Comment

Line graphs can hide complexity in the relationship between two variables if the data are sparse. The authors of this graph (Fig. 1) injected populations of pea aphids (Acyrthosiphon pisum) with a laboratory-grown strain of Pseudomonas syringae bacteria known to have potential as an insecticidal agent. Insect survival was measured at 0, 24, and 48 hours after injection with the bacterial cultures grown to different optical densities (ODs), as compared with a buffer control, and plotted on the graph, with lines drawn between the points to indicate the rate of change in insect survival. While the points on the graph indicate that most of the insects infected with the bacterial culture at an OD of 10 died within the first 24 hours, and most of those infected at an OD of 0.1 died between 24 and 48 hours post-injection, the lines joining these points suggest that the rate of death was constant over these 24-hour periods.

Fig. 1
figure 1

Percentage survival of Acyrthosiphon pisum (pea aphid) populations injected with different concentrations of Pseudomonas syringae bacteria over 48 hours

Full size image

However, drawing a line through just three points, as the authors have done, is unlikely to be an accurate representation of the relationship between percent survival and hours post-injection.

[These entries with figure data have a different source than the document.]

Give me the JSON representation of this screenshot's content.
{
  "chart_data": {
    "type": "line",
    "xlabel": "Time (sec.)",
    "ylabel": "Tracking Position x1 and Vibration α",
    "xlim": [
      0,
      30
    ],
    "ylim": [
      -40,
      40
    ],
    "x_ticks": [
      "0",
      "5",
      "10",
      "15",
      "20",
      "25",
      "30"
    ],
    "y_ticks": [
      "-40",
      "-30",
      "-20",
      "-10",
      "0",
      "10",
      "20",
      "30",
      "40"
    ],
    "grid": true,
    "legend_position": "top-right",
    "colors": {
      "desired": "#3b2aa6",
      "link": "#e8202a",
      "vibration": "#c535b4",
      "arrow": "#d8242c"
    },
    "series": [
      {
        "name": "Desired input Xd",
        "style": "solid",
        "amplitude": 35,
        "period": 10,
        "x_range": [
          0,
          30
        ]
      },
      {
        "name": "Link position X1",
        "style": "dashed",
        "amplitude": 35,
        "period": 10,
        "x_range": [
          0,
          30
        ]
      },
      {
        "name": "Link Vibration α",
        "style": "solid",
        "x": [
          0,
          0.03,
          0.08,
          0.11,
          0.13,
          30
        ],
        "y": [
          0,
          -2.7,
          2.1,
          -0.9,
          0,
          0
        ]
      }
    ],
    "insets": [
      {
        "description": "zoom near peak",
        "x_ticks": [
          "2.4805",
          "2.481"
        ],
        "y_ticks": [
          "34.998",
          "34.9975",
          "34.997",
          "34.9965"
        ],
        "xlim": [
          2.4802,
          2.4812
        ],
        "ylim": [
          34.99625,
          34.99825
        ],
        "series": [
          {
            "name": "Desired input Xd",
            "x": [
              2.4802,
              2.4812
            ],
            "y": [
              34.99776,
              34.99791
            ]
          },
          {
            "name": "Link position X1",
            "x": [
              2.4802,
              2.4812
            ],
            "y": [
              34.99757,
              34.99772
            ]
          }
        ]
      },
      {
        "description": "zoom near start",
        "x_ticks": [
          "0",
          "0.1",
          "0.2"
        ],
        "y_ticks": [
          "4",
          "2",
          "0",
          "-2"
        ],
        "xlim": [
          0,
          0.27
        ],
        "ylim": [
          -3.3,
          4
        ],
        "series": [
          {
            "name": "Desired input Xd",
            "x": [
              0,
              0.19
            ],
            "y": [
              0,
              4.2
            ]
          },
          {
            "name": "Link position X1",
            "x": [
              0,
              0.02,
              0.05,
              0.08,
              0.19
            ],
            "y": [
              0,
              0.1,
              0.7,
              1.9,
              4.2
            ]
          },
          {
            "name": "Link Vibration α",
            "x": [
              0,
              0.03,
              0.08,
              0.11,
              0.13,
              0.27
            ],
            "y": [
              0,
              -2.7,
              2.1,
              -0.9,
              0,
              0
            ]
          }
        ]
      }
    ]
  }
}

It may be that the survival of insects injected with the bacteria at an OD of 10 decreased more rapidly; for example, the graph indicates that survival was 45 % after 12 hours, but it could equally have been 20 %, which is a considerably shorter time frame than this graph suggests. This could affect the authors’ conclusions: in this case, the critical difference may not be the total number of aphids killed by 24 hours post-infection, but how many were killed within 6 or 12 hours, as pea aphids can very rapidly cause damage on crop plants. More data from intermediate time points are clearly required to describe the relationship.